I really really want to get Nia into an obedience class and an agility class. Problem is my classes are 9-6 mon/wed/fri. Tues/Thurs/Sat I have work either 9-5 or 2-9:30, Sundays I have work half the time and I get that day off half the time. It doesn't help at all that I can't drive....

I want a Braylor's dog or even Denzel dog as well  Basically what's stopping me is that I don't ever want to have 3 dogs at once, so if I do get another Pap I can't get another dog until one of my dogs passes on. So I figured one big and one small is a good combo. Though I do love watching Paps zooming around at crazy speeds and only matched up by each other


----------



## LazyGRanch713 (Jul 22, 2009)

All this pap talk is NOT helping the issue of the girl sitting at the shelter!! 
Seriously, though, I'm glad you're having such a great time in agility Laurelin  Tag and I have hit a slump, I think being so busy at work has dug into our practice time and at the end of the day I just wanna SIT.


----------



## Laurelin (Nov 2, 2006)

I swear, agility is like crack! I can't get enough of it and I'm already doing about 4.5 hours a week. lol

Summer had her first advanced class today. 

Anyways, glad we went!
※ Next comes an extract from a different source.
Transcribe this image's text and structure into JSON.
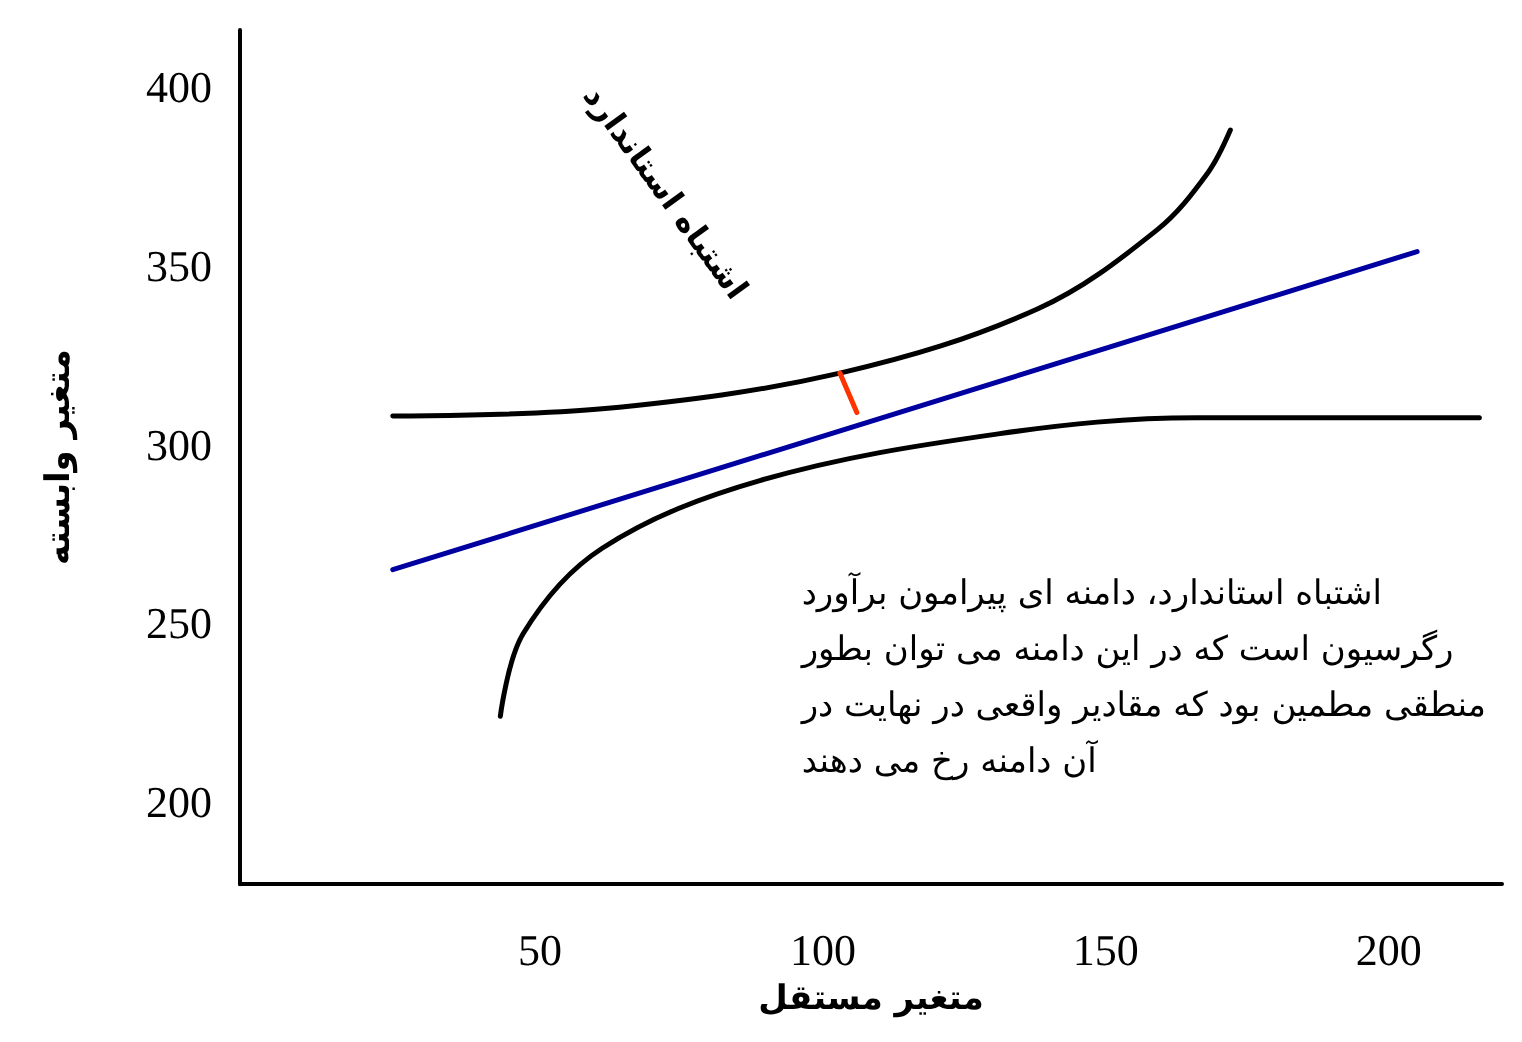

Overall she did really well and sure enough did hold her own in a class of dogs that were actually competing. We were far from the worst team there, actually, which pleased me. We need to keep working on the chute (both my dogs have problems with the chute) and we need to buy some weaves to work on at home I think. She still pops out every now and then.
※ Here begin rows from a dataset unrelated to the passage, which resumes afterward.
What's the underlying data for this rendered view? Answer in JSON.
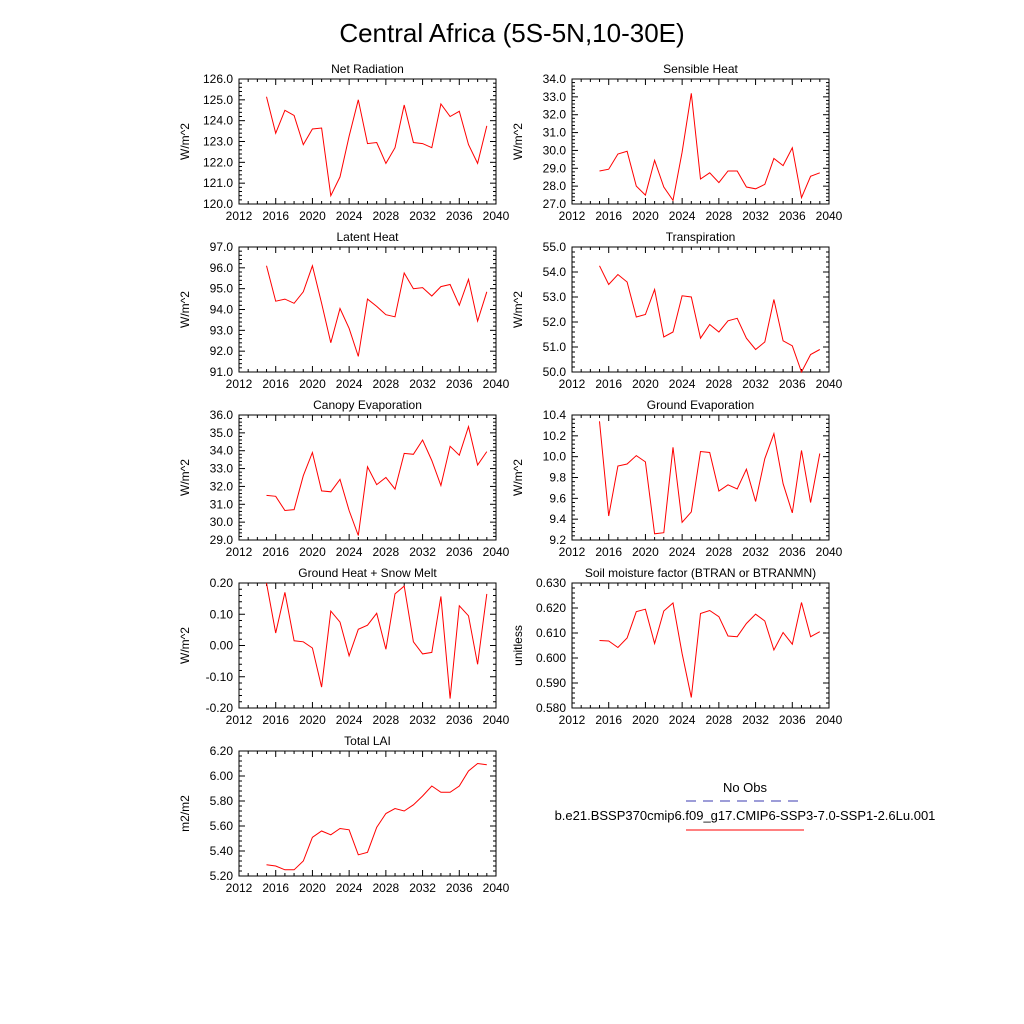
{
  "figure": {
    "title": "Central Africa (5S-5N,10-30E)",
    "line_color": "#ff0000",
    "obs_line_color": "#3b3bb0"
  },
  "legend": {
    "obs_label": "No Obs",
    "case_label": "b.e21.BSSP370cmip6.f09_g17.CMIP6-SSP3-7.0-SSP1-2.6Lu.001"
  },
  "chart_data": [
    {
      "type": "line",
      "title": "Net Radiation",
      "ylabel": "W/m^2",
      "xlim": [
        2012,
        2040
      ],
      "ylim": [
        120.0,
        126.0
      ],
      "xticks": [
        2012,
        2016,
        2020,
        2024,
        2028,
        2032,
        2036,
        2040
      ],
      "xtick_labels": [
        "2012",
        "2016",
        "2020",
        "2024",
        "2028",
        "2032",
        "2036",
        "2040"
      ],
      "yticks": [
        120,
        121,
        122,
        123,
        124,
        125,
        126
      ],
      "ytick_labels": [
        "120.0",
        "121.0",
        "122.0",
        "123.0",
        "124.0",
        "125.0",
        "126.0"
      ],
      "x": [
        2015,
        2016,
        2017,
        2018,
        2019,
        2020,
        2021,
        2022,
        2023,
        2024,
        2025,
        2026,
        2027,
        2028,
        2029,
        2030,
        2031,
        2032,
        2033,
        2034,
        2035,
        2036,
        2037,
        2038,
        2039
      ],
      "values": [
        125.15,
        123.4,
        124.5,
        124.25,
        122.85,
        123.6,
        123.65,
        120.4,
        121.3,
        123.25,
        125.0,
        122.9,
        122.95,
        121.95,
        122.7,
        124.75,
        122.95,
        122.9,
        122.7,
        124.8,
        124.2,
        124.45,
        122.85,
        121.95,
        123.75
      ]
    },
    {
      "type": "line",
      "title": "Sensible Heat",
      "ylabel": "W/m^2",
      "xlim": [
        2012,
        2040
      ],
      "ylim": [
        27.0,
        34.0
      ],
      "xticks": [
        2012,
        2016,
        2020,
        2024,
        2028,
        2032,
        2036,
        2040
      ],
      "xtick_labels": [
        "2012",
        "2016",
        "2020",
        "2024",
        "2028",
        "2032",
        "2036",
        "2040"
      ],
      "yticks": [
        27,
        28,
        29,
        30,
        31,
        32,
        33,
        34
      ],
      "ytick_labels": [
        "27.0",
        "28.0",
        "29.0",
        "30.0",
        "31.0",
        "32.0",
        "33.0",
        "34.0"
      ],
      "x": [
        2015,
        2016,
        2017,
        2018,
        2019,
        2020,
        2021,
        2022,
        2023,
        2024,
        2025,
        2026,
        2027,
        2028,
        2029,
        2030,
        2031,
        2032,
        2033,
        2034,
        2035,
        2036,
        2037,
        2038,
        2039
      ],
      "values": [
        28.85,
        28.95,
        29.8,
        29.95,
        28.0,
        27.5,
        29.45,
        27.95,
        27.2,
        29.9,
        33.2,
        28.4,
        28.75,
        28.2,
        28.85,
        28.85,
        27.95,
        27.85,
        28.1,
        29.55,
        29.15,
        30.15,
        27.35,
        28.55,
        28.75
      ]
    },
    {
      "type": "line",
      "title": "Latent Heat",
      "ylabel": "W/m^2",
      "xlim": [
        2012,
        2040
      ],
      "ylim": [
        91.0,
        97.0
      ],
      "xticks": [
        2012,
        2016,
        2020,
        2024,
        2028,
        2032,
        2036,
        2040
      ],
      "xtick_labels": [
        "2012",
        "2016",
        "2020",
        "2024",
        "2028",
        "2032",
        "2036",
        "2040"
      ],
      "yticks": [
        91,
        92,
        93,
        94,
        95,
        96,
        97
      ],
      "ytick_labels": [
        "91.0",
        "92.0",
        "93.0",
        "94.0",
        "95.0",
        "96.0",
        "97.0"
      ],
      "x": [
        2015,
        2016,
        2017,
        2018,
        2019,
        2020,
        2021,
        2022,
        2023,
        2024,
        2025,
        2026,
        2027,
        2028,
        2029,
        2030,
        2031,
        2032,
        2033,
        2034,
        2035,
        2036,
        2037,
        2038,
        2039
      ],
      "values": [
        96.1,
        94.4,
        94.5,
        94.3,
        94.85,
        96.1,
        94.3,
        92.4,
        94.05,
        93.1,
        91.75,
        94.5,
        94.15,
        93.75,
        93.65,
        95.75,
        95.0,
        95.05,
        94.65,
        95.1,
        95.2,
        94.2,
        95.45,
        93.45,
        94.85
      ]
    },
    {
      "type": "line",
      "title": "Transpiration",
      "ylabel": "W/m^2",
      "xlim": [
        2012,
        2040
      ],
      "ylim": [
        50.0,
        55.0
      ],
      "xticks": [
        2012,
        2016,
        2020,
        2024,
        2028,
        2032,
        2036,
        2040
      ],
      "xtick_labels": [
        "2012",
        "2016",
        "2020",
        "2024",
        "2028",
        "2032",
        "2036",
        "2040"
      ],
      "yticks": [
        50,
        51,
        52,
        53,
        54,
        55
      ],
      "ytick_labels": [
        "50.0",
        "51.0",
        "52.0",
        "53.0",
        "54.0",
        "55.0"
      ],
      "x": [
        2015,
        2016,
        2017,
        2018,
        2019,
        2020,
        2021,
        2022,
        2023,
        2024,
        2025,
        2026,
        2027,
        2028,
        2029,
        2030,
        2031,
        2032,
        2033,
        2034,
        2035,
        2036,
        2037,
        2038,
        2039
      ],
      "values": [
        54.25,
        53.5,
        53.9,
        53.6,
        52.2,
        52.3,
        53.3,
        51.4,
        51.6,
        53.05,
        53.0,
        51.35,
        51.9,
        51.6,
        52.05,
        52.15,
        51.35,
        50.9,
        51.2,
        52.9,
        51.25,
        51.05,
        50.0,
        50.7,
        50.9
      ]
    },
    {
      "type": "line",
      "title": "Canopy Evaporation",
      "ylabel": "W/m^2",
      "xlim": [
        2012,
        2040
      ],
      "ylim": [
        29.0,
        36.0
      ],
      "xticks": [
        2012,
        2016,
        2020,
        2024,
        2028,
        2032,
        2036,
        2040
      ],
      "xtick_labels": [
        "2012",
        "2016",
        "2020",
        "2024",
        "2028",
        "2032",
        "2036",
        "2040"
      ],
      "yticks": [
        29,
        30,
        31,
        32,
        33,
        34,
        35,
        36
      ],
      "ytick_labels": [
        "29.0",
        "30.0",
        "31.0",
        "32.0",
        "33.0",
        "34.0",
        "35.0",
        "36.0"
      ],
      "x": [
        2015,
        2016,
        2017,
        2018,
        2019,
        2020,
        2021,
        2022,
        2023,
        2024,
        2025,
        2026,
        2027,
        2028,
        2029,
        2030,
        2031,
        2032,
        2033,
        2034,
        2035,
        2036,
        2037,
        2038,
        2039
      ],
      "values": [
        31.5,
        31.45,
        30.65,
        30.7,
        32.6,
        33.9,
        31.75,
        31.7,
        32.4,
        30.65,
        29.25,
        33.1,
        32.1,
        32.5,
        31.85,
        33.85,
        33.8,
        34.6,
        33.45,
        32.05,
        34.25,
        33.75,
        35.35,
        33.2,
        33.95
      ]
    },
    {
      "type": "line",
      "title": "Ground Evaporation",
      "ylabel": "W/m^2",
      "xlim": [
        2012,
        2040
      ],
      "ylim": [
        9.2,
        10.4
      ],
      "xticks": [
        2012,
        2016,
        2020,
        2024,
        2028,
        2032,
        2036,
        2040
      ],
      "xtick_labels": [
        "2012",
        "2016",
        "2020",
        "2024",
        "2028",
        "2032",
        "2036",
        "2040"
      ],
      "yticks": [
        9.2,
        9.4,
        9.6,
        9.8,
        10.0,
        10.2,
        10.4
      ],
      "ytick_labels": [
        "9.2",
        "9.4",
        "9.6",
        "9.8",
        "10.0",
        "10.2",
        "10.4"
      ],
      "x": [
        2015,
        2016,
        2017,
        2018,
        2019,
        2020,
        2021,
        2022,
        2023,
        2024,
        2025,
        2026,
        2027,
        2028,
        2029,
        2030,
        2031,
        2032,
        2033,
        2034,
        2035,
        2036,
        2037,
        2038,
        2039
      ],
      "values": [
        10.34,
        9.43,
        9.91,
        9.93,
        10.01,
        9.95,
        9.26,
        9.27,
        10.09,
        9.37,
        9.47,
        10.05,
        10.04,
        9.67,
        9.73,
        9.69,
        9.88,
        9.57,
        9.98,
        10.22,
        9.74,
        9.46,
        10.06,
        9.56,
        10.03
      ]
    },
    {
      "type": "line",
      "title": "Ground Heat + Snow Melt",
      "ylabel": "W/m^2",
      "xlim": [
        2012,
        2040
      ],
      "ylim": [
        -0.2,
        0.2
      ],
      "xticks": [
        2012,
        2016,
        2020,
        2024,
        2028,
        2032,
        2036,
        2040
      ],
      "xtick_labels": [
        "2012",
        "2016",
        "2020",
        "2024",
        "2028",
        "2032",
        "2036",
        "2040"
      ],
      "yticks": [
        -0.2,
        -0.1,
        0.0,
        0.1,
        0.2
      ],
      "ytick_labels": [
        "-0.20",
        "-0.10",
        "0.00",
        "0.10",
        "0.20"
      ],
      "x": [
        2015,
        2016,
        2017,
        2018,
        2019,
        2020,
        2021,
        2022,
        2023,
        2024,
        2025,
        2026,
        2027,
        2028,
        2029,
        2030,
        2031,
        2032,
        2033,
        2034,
        2035,
        2036,
        2037,
        2038,
        2039
      ],
      "values": [
        0.2,
        0.04,
        0.17,
        0.015,
        0.012,
        -0.008,
        -0.133,
        0.11,
        0.075,
        -0.033,
        0.052,
        0.065,
        0.103,
        -0.012,
        0.165,
        0.19,
        0.012,
        -0.027,
        -0.022,
        0.157,
        -0.17,
        0.127,
        0.095,
        -0.06,
        0.165
      ]
    },
    {
      "type": "line",
      "title": "Soil moisture factor (BTRAN or BTRANMN)",
      "ylabel": "unitless",
      "xlim": [
        2012,
        2040
      ],
      "ylim": [
        0.58,
        0.63
      ],
      "xticks": [
        2012,
        2016,
        2020,
        2024,
        2028,
        2032,
        2036,
        2040
      ],
      "xtick_labels": [
        "2012",
        "2016",
        "2020",
        "2024",
        "2028",
        "2032",
        "2036",
        "2040"
      ],
      "yticks": [
        0.58,
        0.59,
        0.6,
        0.61,
        0.62,
        0.63
      ],
      "ytick_labels": [
        "0.580",
        "0.590",
        "0.600",
        "0.610",
        "0.620",
        "0.630"
      ],
      "x": [
        2015,
        2016,
        2017,
        2018,
        2019,
        2020,
        2021,
        2022,
        2023,
        2024,
        2025,
        2026,
        2027,
        2028,
        2029,
        2030,
        2031,
        2032,
        2033,
        2034,
        2035,
        2036,
        2037,
        2038,
        2039
      ],
      "values": [
        0.607,
        0.6068,
        0.6042,
        0.608,
        0.6185,
        0.6195,
        0.6058,
        0.6188,
        0.622,
        0.6018,
        0.5842,
        0.6178,
        0.619,
        0.6165,
        0.6088,
        0.6085,
        0.6138,
        0.6175,
        0.6148,
        0.6032,
        0.6102,
        0.6055,
        0.6222,
        0.6085,
        0.6105
      ]
    },
    {
      "type": "line",
      "title": "Total LAI",
      "ylabel": "m2/m2",
      "xlim": [
        2012,
        2040
      ],
      "ylim": [
        5.2,
        6.2
      ],
      "xticks": [
        2012,
        2016,
        2020,
        2024,
        2028,
        2032,
        2036,
        2040
      ],
      "xtick_labels": [
        "2012",
        "2016",
        "2020",
        "2024",
        "2028",
        "2032",
        "2036",
        "2040"
      ],
      "yticks": [
        5.2,
        5.4,
        5.6,
        5.8,
        6.0,
        6.2
      ],
      "ytick_labels": [
        "5.20",
        "5.40",
        "5.60",
        "5.80",
        "6.00",
        "6.20"
      ],
      "x": [
        2015,
        2016,
        2017,
        2018,
        2019,
        2020,
        2021,
        2022,
        2023,
        2024,
        2025,
        2026,
        2027,
        2028,
        2029,
        2030,
        2031,
        2032,
        2033,
        2034,
        2035,
        2036,
        2037,
        2038,
        2039
      ],
      "values": [
        5.29,
        5.28,
        5.25,
        5.25,
        5.32,
        5.51,
        5.56,
        5.53,
        5.58,
        5.57,
        5.37,
        5.39,
        5.59,
        5.7,
        5.74,
        5.72,
        5.77,
        5.84,
        5.92,
        5.87,
        5.87,
        5.92,
        6.04,
        6.1,
        6.09
      ]
    }
  ]
}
But overall good and she was so happy to be back into things. All the errors were mine. I had one brilliant moment where I was supposed to go A-frame, jump, tunnel and I went A-frame, jump, then proceeded on to the three jumps in front of me before I realized I was just making the course up. Oops. First run we ran into each other in a pinwheel, but the next two runs I was able to send her out and then do a nice rear cross behind her. She's getting faster but still slows down on the dogwalk quite a bit to where I have to slow down to keep from running off without her.

All in all, good time, I think.

There were coyotes howling a field over all night though. Was kind of eerie.


----------



## RaeganW (Jul 14, 2009)

What's their issue with the chute? Is it pushing through the fabric or running on it? Somewhere I saw some method with a shower curtain in a doorway to get them used to brushing under something.


----------



## Laurelin (Nov 2, 2006)

Yeah, that's mostly it. Summer got tangled in a chute a while back and that's set us back quite a bit.


----------



## RaeganW (Jul 14, 2009)

I haven't heard of any solutions for running on it, but I did hear of one thing where you hang a shower curtain just low enough so that the dogs have to brush under it to pass through the doorway and gradually lower it until its dragging on the ground and they have to actively push through it.


----------



## Kyllobernese (Feb 5, 2008)

Kiska had a bad experience her first trial with pouring down rain and a heavy chute to push through. She eventually got through but it put her off. I found if I kept talking to her after she went into the chute, encouraging her as I was moving along it, she did much better and at her last trial she ran through, no problem.


----------